On pourrait craindre l'ennui d'un énième récit d'enfance. Il n'en est rien. Ce qui tire le récit vers la littérature, c'est une sorte de grâce qui transfigure les paysages et les personnages. Le Bois-Colombes des Millet devient le Combray de Marcel Proust ("Ils étaient du coteau, nous étions de la vallée" écrit-elle en écho à son écrivain fétiche). Ce pourrait être aussi - la pluie en moins - la Loire-inférieure des "Champs d'honneur". "Faire de ce milieu de nulle part un lieu mythique" est pour Millet, comme pour Jean Rouault, le coup de baguette magique de la fée littérature. Car il y a un enchantement dans cette reconstruction, à la fois minutieuse et légendaire, des souvenirs d'enfance. La grand mère Jeanne, le docteur van der Stegen sont, sous sa plume, des figures qu'on n'oublie plus.

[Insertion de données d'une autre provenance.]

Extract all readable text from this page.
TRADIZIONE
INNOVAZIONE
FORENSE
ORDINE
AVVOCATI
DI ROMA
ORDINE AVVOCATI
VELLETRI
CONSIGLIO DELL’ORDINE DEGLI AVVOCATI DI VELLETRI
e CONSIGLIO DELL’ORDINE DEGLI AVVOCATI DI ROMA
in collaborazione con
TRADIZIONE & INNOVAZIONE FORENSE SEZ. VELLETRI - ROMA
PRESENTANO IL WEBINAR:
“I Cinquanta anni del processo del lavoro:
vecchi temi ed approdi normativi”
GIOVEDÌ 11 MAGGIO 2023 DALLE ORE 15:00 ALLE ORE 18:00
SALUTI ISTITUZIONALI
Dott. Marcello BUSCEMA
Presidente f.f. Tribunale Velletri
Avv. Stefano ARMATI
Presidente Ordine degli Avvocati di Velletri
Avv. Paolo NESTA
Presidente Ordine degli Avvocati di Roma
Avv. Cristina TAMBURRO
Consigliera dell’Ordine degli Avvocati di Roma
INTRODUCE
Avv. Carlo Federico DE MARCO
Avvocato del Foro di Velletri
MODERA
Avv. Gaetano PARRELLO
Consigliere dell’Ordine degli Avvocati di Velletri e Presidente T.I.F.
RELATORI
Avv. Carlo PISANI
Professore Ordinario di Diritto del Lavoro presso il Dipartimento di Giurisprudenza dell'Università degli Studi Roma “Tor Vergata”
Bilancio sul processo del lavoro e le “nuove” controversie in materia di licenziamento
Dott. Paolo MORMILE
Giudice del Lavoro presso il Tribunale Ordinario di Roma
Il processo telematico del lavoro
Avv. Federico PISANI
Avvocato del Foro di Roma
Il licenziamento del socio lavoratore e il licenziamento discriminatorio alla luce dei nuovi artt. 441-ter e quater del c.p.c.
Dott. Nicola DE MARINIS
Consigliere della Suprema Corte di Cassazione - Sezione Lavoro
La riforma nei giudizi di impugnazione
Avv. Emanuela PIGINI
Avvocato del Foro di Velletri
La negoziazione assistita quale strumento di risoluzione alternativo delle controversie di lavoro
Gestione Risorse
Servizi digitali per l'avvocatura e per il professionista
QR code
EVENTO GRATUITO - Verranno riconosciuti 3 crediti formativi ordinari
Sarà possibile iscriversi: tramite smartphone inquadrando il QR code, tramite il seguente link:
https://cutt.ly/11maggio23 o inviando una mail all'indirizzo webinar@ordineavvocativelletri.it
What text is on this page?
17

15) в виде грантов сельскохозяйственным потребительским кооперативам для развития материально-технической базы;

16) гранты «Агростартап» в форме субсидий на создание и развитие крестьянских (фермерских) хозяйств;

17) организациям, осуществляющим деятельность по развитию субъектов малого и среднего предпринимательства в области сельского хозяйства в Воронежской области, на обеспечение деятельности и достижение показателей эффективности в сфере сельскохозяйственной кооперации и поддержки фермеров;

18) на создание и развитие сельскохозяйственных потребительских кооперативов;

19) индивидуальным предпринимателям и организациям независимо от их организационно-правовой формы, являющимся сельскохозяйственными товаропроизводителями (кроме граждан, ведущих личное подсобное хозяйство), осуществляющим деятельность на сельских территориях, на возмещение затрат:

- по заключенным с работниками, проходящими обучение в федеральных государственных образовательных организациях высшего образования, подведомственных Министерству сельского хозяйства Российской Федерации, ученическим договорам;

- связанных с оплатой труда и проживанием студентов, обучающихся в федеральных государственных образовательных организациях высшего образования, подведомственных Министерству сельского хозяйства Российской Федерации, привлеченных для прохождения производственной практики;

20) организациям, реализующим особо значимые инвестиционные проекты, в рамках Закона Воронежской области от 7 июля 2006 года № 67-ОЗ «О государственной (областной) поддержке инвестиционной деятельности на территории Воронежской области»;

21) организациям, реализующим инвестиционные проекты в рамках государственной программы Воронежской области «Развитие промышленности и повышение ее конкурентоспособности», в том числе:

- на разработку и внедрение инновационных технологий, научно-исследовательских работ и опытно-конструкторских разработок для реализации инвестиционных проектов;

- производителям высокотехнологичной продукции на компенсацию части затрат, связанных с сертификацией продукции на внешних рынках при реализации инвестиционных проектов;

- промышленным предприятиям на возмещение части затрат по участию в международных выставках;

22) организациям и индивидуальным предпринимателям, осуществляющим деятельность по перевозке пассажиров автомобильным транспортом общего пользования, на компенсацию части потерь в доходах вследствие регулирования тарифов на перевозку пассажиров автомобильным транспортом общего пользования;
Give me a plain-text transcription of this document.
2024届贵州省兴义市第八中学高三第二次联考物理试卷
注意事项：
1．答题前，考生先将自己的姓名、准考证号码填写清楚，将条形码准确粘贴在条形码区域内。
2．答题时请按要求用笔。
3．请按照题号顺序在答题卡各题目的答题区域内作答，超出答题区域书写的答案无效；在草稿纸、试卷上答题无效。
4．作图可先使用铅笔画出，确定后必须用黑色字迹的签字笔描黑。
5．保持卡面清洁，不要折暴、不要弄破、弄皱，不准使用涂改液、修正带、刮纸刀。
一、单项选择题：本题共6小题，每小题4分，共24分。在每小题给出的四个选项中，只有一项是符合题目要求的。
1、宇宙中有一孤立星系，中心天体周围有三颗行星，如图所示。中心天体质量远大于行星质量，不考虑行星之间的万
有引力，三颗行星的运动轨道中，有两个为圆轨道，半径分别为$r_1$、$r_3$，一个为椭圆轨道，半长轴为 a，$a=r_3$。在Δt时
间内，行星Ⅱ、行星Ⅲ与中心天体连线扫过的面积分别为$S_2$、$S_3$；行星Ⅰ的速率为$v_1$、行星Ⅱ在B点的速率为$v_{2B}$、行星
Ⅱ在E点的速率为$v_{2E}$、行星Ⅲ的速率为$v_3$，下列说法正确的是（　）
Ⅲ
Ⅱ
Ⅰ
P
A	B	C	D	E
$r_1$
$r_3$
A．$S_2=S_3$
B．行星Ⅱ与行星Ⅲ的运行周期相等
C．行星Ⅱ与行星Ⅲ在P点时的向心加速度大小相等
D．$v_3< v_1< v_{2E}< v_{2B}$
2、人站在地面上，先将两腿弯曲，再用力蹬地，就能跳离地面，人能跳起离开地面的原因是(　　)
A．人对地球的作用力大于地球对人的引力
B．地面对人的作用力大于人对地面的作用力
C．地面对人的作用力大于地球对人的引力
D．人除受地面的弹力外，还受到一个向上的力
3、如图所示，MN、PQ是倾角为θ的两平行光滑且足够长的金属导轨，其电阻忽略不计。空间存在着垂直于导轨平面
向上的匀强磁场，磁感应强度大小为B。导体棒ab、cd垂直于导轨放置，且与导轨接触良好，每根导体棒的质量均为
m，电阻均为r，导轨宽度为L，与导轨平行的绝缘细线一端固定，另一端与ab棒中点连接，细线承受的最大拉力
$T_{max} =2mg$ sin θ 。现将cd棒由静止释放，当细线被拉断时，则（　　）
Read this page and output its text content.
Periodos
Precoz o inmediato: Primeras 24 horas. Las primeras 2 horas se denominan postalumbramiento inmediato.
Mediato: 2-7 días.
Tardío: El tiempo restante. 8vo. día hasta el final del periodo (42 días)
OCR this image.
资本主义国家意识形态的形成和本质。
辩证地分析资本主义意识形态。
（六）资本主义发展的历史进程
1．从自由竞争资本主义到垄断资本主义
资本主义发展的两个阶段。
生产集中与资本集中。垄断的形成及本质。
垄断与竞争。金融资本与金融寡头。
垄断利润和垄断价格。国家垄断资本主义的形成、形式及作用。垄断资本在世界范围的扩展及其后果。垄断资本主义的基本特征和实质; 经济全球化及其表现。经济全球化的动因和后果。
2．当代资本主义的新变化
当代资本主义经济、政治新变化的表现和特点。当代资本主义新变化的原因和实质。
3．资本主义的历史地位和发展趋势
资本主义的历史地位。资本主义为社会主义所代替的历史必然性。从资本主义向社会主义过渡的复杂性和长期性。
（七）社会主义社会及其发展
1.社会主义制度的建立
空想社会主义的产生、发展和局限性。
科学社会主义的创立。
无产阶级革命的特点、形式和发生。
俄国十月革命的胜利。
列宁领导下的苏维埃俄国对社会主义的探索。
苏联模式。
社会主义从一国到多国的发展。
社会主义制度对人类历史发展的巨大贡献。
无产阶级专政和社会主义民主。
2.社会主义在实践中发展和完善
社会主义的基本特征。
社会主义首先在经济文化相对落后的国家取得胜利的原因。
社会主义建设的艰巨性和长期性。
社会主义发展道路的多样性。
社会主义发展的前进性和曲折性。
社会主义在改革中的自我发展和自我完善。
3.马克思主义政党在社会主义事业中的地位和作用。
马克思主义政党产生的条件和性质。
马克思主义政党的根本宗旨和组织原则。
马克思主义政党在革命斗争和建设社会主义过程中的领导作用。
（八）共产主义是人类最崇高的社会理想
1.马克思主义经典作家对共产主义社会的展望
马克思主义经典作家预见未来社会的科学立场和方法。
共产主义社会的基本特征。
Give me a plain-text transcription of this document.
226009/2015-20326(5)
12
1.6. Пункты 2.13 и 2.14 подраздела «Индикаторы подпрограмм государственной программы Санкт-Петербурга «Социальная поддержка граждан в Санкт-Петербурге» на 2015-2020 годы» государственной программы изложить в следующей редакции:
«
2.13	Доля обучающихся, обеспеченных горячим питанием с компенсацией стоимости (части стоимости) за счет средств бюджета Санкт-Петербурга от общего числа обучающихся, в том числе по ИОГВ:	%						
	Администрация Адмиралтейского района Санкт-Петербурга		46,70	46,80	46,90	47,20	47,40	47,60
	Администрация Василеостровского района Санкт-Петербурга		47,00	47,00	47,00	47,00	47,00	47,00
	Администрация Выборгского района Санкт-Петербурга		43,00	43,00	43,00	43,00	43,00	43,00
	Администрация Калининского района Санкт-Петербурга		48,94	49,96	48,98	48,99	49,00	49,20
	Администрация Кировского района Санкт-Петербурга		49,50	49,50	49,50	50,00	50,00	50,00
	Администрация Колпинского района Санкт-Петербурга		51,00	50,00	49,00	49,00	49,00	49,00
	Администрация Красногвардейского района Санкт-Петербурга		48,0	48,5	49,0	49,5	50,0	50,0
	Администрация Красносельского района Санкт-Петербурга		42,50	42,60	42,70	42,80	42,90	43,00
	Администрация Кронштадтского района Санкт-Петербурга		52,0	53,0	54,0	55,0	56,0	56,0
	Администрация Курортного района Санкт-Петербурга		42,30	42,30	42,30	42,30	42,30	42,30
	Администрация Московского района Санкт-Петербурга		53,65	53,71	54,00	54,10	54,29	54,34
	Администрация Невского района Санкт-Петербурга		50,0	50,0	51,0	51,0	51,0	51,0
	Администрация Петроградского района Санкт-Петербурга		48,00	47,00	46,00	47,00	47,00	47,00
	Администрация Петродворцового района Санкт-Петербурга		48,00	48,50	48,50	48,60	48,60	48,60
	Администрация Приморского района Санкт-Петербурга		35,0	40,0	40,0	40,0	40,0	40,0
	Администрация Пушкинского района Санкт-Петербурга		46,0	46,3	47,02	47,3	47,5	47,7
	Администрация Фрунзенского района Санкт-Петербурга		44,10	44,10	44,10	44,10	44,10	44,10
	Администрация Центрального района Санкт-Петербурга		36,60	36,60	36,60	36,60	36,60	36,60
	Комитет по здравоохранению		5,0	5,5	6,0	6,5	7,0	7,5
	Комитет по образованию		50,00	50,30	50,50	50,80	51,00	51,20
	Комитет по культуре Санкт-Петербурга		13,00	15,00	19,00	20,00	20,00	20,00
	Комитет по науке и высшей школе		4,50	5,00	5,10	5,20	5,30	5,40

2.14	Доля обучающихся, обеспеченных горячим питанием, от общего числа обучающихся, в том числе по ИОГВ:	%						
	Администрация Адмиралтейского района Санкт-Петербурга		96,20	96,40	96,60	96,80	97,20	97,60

Un autre trait de cette narration est l'approche dédoublée de l'auteur. Catherine Millet se met en scène à la première personne. Mais le nous vient aussitôt se substituer au je, pour un développement sociologique, éducatif, historique ou analytique sur le comportement des enfants de son âge. Par exemple (p. 254) : "Je mentais... Pourquoi dissimulons-nous...". Cette oscillation du subjectif à l'objectif crée un effet de tremblé dans l'analyse aiguë des frustrations, des émois et des résolutions de cette petite fille singulière qui est en même temps de sa génération et de tous les temps.
Le souci de la petite Catherine est de devenir écrivain. Elle découvre avec fierté qu'elle peut reconnaitre aussitôt Balzac dans un texte anonyme lu à la radio : "je devenais un membre de la confrérie des connaisseurs en littérature"... "En attendant d'avoir une plume, j'avais l'oreille" (p. 243). Elle analyse sa vie dédoublée : "Les imaginatifs de mon espèce marchent à la surface du monde comme sur un anneau de Möbius... ce renversement en continu du réel produit une étrange perception du temps... (p. 253).
Et le miracle se produit, pour cette petite fille qui croit si fort en Dieu : c'est le récit de cet apprentissage si difficile ("c'était un travail de terrassier qui m'attendait" p. 245) qui fait d'elle, d'un trait de plume, l'écrivain qu'elle a toujours rêvé d'être !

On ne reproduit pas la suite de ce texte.